Once again Macon’s downtown high-rise hotel is facing foreclosure.

Florida-based GSD Hospitality Group LLC bought the 16-story Ramada Plaza on First Street in March 2010 for $2 million at a foreclosure auction.

The hotel closed temporarily a couple of times in early 2011 because of problems with the boiler and aging pipes before it closed for good in February 2011. GSD Hospitality is owned by Gunwant Dhaliwal and his wife, Tejinder Dhaliwal, and both are doctors in New Port Richey, Fla.

In August 2011, Alabama-based Black Diamond Hotel Group LLC bought the hotel for $2.5 million from GSD Hospitality. According to the foreclosure legal notice, Tejinder Dhaliwal loaned Black Diamond $2.2 million toward the purchase.

She has begun foreclosure proceedings against Black Diamond.

The hotel is scheduled to be sold on the Bibb County Courthouse steps Nov. 5. It is unclear how much of the loan remains unpaid.

In addition, more than $13,200 is due for unpaid taxes on personal property such as furniture and equipment from 2011, according to the Bibb County Tax Assessor’s records online. GSD Hospitality is listed as owing the majority of this past due tax bill.

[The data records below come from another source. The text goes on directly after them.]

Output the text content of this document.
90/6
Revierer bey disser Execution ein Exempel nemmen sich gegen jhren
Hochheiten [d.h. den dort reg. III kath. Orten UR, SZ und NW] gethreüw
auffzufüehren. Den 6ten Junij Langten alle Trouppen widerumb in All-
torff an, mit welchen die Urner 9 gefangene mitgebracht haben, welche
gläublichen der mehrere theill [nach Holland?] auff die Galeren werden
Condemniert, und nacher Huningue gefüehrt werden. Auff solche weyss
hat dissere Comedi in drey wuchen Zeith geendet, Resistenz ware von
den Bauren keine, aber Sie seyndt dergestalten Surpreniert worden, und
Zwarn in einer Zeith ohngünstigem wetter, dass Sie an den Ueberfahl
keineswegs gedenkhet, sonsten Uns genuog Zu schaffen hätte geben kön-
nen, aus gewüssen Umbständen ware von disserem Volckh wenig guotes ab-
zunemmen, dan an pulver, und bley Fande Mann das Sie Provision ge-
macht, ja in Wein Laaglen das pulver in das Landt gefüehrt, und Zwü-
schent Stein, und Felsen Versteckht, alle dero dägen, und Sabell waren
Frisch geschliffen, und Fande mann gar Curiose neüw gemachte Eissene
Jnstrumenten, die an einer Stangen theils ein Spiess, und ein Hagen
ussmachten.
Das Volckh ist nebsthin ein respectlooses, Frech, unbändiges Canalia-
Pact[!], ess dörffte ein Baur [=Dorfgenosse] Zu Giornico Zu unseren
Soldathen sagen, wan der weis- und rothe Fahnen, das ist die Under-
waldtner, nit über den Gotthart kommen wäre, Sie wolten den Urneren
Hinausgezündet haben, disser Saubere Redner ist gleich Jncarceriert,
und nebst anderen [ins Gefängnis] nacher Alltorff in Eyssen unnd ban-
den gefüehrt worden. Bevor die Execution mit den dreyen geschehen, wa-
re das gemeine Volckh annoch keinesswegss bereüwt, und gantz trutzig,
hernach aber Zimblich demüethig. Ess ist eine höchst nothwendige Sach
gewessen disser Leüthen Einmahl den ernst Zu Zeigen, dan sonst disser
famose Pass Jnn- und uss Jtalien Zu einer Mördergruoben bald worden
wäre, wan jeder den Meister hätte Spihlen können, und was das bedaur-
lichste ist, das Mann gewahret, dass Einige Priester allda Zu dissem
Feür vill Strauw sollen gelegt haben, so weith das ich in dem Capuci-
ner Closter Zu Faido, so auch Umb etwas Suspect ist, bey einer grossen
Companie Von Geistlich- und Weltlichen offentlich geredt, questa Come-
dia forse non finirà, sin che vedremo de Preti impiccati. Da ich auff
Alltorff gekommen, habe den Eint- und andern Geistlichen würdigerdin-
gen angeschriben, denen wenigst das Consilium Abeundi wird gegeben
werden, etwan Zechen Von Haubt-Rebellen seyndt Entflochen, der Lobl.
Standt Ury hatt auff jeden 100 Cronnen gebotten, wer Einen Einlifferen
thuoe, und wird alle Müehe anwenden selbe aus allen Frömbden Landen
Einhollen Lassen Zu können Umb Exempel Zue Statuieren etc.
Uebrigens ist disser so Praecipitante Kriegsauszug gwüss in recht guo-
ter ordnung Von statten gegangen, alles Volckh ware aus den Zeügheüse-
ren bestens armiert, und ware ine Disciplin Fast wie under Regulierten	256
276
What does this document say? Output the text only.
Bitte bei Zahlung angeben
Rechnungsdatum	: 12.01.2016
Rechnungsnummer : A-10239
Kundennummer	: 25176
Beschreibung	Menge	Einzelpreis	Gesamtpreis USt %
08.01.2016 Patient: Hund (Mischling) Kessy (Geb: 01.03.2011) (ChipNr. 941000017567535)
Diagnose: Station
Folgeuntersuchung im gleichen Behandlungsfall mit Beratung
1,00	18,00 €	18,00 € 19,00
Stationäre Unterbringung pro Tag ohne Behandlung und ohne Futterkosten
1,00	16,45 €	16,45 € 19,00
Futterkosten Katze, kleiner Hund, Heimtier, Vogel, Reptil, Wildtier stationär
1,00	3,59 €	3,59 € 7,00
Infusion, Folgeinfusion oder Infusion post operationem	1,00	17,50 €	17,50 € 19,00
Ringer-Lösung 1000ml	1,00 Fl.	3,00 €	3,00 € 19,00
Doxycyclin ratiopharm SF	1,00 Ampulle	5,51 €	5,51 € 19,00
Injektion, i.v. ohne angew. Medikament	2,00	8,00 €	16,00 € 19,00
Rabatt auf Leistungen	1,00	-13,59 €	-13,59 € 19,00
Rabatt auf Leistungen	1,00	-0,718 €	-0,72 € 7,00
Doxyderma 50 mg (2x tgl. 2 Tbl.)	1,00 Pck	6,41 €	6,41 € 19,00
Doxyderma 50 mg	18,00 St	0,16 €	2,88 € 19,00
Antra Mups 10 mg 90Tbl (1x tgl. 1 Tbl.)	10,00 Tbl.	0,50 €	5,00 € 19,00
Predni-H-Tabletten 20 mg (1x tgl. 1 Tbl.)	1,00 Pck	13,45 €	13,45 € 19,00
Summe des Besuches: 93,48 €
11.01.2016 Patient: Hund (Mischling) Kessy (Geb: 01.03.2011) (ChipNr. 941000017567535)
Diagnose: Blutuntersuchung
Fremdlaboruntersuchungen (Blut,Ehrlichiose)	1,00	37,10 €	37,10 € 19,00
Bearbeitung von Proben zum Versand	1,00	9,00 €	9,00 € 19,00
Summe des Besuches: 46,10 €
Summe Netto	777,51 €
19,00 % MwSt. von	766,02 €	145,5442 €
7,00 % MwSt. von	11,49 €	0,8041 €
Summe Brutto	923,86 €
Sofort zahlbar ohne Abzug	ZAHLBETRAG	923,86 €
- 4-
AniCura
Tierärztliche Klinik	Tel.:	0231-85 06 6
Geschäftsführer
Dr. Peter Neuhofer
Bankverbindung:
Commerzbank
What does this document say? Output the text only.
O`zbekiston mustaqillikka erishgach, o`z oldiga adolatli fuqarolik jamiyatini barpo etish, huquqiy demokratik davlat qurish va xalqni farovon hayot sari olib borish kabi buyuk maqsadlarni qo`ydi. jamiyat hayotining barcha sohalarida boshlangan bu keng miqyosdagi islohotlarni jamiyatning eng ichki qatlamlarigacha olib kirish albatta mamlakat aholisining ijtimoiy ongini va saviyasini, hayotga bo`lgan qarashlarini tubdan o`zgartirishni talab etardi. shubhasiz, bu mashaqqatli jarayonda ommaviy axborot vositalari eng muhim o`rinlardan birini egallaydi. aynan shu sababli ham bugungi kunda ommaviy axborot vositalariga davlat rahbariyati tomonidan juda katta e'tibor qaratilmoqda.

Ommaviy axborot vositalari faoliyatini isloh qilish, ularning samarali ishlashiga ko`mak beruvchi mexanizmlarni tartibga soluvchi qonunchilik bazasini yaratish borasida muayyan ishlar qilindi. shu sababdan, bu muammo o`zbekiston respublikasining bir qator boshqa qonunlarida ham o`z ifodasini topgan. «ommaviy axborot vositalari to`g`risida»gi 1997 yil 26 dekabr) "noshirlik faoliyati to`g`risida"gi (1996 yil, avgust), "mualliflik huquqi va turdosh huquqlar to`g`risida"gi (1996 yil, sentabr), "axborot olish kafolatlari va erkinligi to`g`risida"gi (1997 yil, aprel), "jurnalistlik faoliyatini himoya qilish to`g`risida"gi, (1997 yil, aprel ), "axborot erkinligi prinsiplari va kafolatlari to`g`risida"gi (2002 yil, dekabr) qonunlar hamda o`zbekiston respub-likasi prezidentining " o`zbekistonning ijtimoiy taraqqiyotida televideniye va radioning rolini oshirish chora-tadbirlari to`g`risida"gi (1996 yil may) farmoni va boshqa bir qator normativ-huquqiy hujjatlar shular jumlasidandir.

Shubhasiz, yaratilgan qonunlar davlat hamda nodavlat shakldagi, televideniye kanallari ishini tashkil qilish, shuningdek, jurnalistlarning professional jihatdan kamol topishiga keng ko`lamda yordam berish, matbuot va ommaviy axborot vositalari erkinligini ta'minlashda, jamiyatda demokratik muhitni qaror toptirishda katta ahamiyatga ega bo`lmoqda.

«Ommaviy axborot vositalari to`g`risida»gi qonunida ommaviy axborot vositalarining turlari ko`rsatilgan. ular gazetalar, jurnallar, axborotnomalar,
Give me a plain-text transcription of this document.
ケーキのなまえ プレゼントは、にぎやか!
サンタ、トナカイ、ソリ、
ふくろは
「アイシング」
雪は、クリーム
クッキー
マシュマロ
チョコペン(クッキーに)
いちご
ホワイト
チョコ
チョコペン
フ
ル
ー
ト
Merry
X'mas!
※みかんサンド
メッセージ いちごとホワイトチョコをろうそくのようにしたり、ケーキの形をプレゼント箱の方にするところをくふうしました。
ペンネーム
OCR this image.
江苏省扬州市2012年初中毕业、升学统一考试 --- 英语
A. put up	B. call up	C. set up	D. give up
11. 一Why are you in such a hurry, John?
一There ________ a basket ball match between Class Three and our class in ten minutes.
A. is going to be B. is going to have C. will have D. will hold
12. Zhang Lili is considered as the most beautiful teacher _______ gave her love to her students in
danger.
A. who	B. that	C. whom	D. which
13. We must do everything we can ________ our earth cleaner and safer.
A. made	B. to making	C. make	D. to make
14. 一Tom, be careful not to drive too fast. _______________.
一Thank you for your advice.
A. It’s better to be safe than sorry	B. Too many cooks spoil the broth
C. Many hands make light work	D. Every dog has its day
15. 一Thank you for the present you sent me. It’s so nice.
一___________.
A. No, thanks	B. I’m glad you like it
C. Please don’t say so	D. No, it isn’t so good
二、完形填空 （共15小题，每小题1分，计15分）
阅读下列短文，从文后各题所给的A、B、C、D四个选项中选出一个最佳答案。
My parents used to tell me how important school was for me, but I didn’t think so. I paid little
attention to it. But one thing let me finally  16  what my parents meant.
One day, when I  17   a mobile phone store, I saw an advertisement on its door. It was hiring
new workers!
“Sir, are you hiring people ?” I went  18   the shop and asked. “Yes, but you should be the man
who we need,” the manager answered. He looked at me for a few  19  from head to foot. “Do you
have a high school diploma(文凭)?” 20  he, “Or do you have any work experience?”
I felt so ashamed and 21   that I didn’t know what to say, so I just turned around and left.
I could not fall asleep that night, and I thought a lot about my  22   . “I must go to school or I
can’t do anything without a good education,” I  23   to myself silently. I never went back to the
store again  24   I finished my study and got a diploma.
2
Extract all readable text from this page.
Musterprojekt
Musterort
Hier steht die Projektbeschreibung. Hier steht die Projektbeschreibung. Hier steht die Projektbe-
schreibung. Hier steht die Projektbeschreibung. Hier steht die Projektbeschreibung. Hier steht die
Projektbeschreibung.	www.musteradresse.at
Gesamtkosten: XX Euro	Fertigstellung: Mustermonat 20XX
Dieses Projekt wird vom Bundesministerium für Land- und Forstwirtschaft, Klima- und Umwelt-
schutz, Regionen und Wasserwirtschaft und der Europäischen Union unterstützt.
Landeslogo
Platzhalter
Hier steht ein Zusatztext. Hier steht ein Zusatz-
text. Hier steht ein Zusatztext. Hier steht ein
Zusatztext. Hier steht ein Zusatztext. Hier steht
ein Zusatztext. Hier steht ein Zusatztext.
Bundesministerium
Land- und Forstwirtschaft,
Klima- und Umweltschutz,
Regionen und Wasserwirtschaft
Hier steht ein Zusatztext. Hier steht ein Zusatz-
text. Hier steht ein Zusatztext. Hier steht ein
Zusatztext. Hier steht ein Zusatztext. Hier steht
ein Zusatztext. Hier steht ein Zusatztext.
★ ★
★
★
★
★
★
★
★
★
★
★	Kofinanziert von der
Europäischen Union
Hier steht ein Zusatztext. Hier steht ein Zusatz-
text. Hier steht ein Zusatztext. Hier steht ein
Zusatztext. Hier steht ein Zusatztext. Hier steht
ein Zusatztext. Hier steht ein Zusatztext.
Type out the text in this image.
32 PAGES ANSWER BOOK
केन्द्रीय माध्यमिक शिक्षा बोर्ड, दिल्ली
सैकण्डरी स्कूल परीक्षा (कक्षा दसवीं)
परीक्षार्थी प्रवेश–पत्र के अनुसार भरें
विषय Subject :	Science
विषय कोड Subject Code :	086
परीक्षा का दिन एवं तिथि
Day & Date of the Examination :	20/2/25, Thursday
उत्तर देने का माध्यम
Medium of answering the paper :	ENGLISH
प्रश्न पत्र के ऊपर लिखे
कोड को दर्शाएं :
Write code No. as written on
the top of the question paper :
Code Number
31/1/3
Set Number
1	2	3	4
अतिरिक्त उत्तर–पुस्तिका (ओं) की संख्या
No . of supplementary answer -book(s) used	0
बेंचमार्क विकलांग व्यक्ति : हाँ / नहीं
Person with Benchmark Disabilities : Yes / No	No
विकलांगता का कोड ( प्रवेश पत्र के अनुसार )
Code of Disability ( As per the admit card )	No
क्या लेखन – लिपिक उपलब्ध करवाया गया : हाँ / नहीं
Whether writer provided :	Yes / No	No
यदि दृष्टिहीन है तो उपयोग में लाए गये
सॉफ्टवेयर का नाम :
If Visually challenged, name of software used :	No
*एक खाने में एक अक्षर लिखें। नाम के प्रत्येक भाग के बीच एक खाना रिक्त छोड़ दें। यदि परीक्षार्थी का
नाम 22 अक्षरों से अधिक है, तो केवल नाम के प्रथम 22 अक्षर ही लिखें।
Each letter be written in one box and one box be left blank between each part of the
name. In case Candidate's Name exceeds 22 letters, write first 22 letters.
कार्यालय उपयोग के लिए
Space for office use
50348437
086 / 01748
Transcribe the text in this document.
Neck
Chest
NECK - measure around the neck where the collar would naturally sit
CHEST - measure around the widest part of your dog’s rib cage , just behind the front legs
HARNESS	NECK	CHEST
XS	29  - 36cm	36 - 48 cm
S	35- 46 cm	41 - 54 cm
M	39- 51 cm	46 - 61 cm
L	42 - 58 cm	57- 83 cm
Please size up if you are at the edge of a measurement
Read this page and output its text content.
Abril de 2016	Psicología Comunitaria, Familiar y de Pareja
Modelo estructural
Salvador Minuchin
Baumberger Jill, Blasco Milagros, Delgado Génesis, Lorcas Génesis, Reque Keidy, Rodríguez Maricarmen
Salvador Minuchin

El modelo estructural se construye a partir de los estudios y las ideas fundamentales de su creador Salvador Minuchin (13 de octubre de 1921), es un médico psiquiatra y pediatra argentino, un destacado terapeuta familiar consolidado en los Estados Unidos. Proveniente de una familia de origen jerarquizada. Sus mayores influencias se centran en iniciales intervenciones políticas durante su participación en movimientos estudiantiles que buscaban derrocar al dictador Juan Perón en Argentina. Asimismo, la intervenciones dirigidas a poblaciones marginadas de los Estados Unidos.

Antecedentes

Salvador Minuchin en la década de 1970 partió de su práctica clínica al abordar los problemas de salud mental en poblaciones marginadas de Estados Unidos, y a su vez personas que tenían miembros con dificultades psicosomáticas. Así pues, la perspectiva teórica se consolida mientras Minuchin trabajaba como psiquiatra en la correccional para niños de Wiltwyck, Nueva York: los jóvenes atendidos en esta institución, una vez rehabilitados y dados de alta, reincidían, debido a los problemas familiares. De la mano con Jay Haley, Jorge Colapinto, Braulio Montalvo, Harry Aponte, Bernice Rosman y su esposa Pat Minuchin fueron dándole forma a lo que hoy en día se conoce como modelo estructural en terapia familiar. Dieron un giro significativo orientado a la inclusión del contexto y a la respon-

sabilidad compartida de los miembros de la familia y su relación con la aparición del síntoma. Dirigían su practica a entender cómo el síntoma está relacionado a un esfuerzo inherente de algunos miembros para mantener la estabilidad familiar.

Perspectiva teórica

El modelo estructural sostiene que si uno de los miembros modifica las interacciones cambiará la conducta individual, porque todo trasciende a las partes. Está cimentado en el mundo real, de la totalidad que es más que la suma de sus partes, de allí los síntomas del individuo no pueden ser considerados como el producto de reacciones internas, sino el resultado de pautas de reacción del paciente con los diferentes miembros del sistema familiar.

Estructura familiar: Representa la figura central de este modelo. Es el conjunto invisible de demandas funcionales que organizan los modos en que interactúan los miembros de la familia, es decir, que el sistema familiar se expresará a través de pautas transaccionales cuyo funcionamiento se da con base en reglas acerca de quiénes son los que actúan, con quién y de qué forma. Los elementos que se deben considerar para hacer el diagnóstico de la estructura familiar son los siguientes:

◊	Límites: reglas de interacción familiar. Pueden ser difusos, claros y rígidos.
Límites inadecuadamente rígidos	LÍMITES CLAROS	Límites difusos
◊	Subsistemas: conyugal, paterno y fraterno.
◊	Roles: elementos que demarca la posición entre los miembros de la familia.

Also, records show real estate taxes of about $24,980 and personal property taxes of about $4,680 for 2013 are due by Nov. 15.

Efforts Tuesday to reach GSD Hospitality and Black Diamond were unsuccessful.

Canadian developer has option to buy hotel

It is unclear how the foreclosure could affect the possible sale of the hotel to Rupinder “Ruby” Sangha, owner of Canada-based Sangha Hospitality LLC.

Sangha has an option to buy the 297-room hotel for about $3 million, and plans call for turning the hotel into a Park Inn by Radisson, a Canada-based chain.

Several attempts Tuesday to reach Sangha’s attorney, Blake Lisenby, a partner with Sell & Melton in Macon, were unsuccessful.

The Macon-Bibb County Urban Development Authority agreed in May to help arrange financing for the acquisition and rehabilitation of the hotel through bonds up to $9 million.

In addition to the $3.1 million purchase price, Sangha planned to spend another $5.8 million on renovations, which would be covered by bond financing.

Sangha, a real estate developer in the Toronto area, had been working for more than a year to make a deal for the hotel property, Lisenby said last spring, “but financing has been impossible” in this economy.

The authority agreed to issue the bonds once they were sold by the Stern Agee brokerage firm. No tax money is involved in project.

“I have not heard anything in quite awhile from Mr. Sangha,” said David Lucas, senior vice president of public finance with Stern Agee, on Tuesday.

A few months ago Lucas met with Lisenby and Sangha’s accountant, he said, and “we had suggested (Sangha) talk to a hotel consultant that could help with a feasibility study. That’s the last meeting I attended.”

The consultants had started their work, but “nothing can be done on the bonds until they come up with a construction plan, costs and ... a feasibility study,” Lucas said.

The hotel has been successful in the past, but “the biggest problem is it’s too large,” he said. “There are too many rooms that have to stay full to pay the maintenance costs. ... But, it’s still doable. It’s still feasible. It’s just got to have the right manager in there.”

Linsenby said last spring that Sangha hoped to reopen the hotel by the end of 2013, but he agreed that was probably an ambitious goal.

The nearly 200,000-square-foot hotel was built in 1969 and sits on 2.2 acres. When it was named Ramada Plaza in November 2006, it was the fifth name for the hotel. Prior to becoming a Ramada Plaza, the hotel held the name Crowne Plaza for 10 years. Originally, it was a Hilton from 1970 until 1991, and it was the Macon Downtown Hotel until 1993. From 1993 until 1996, it was a Radisson.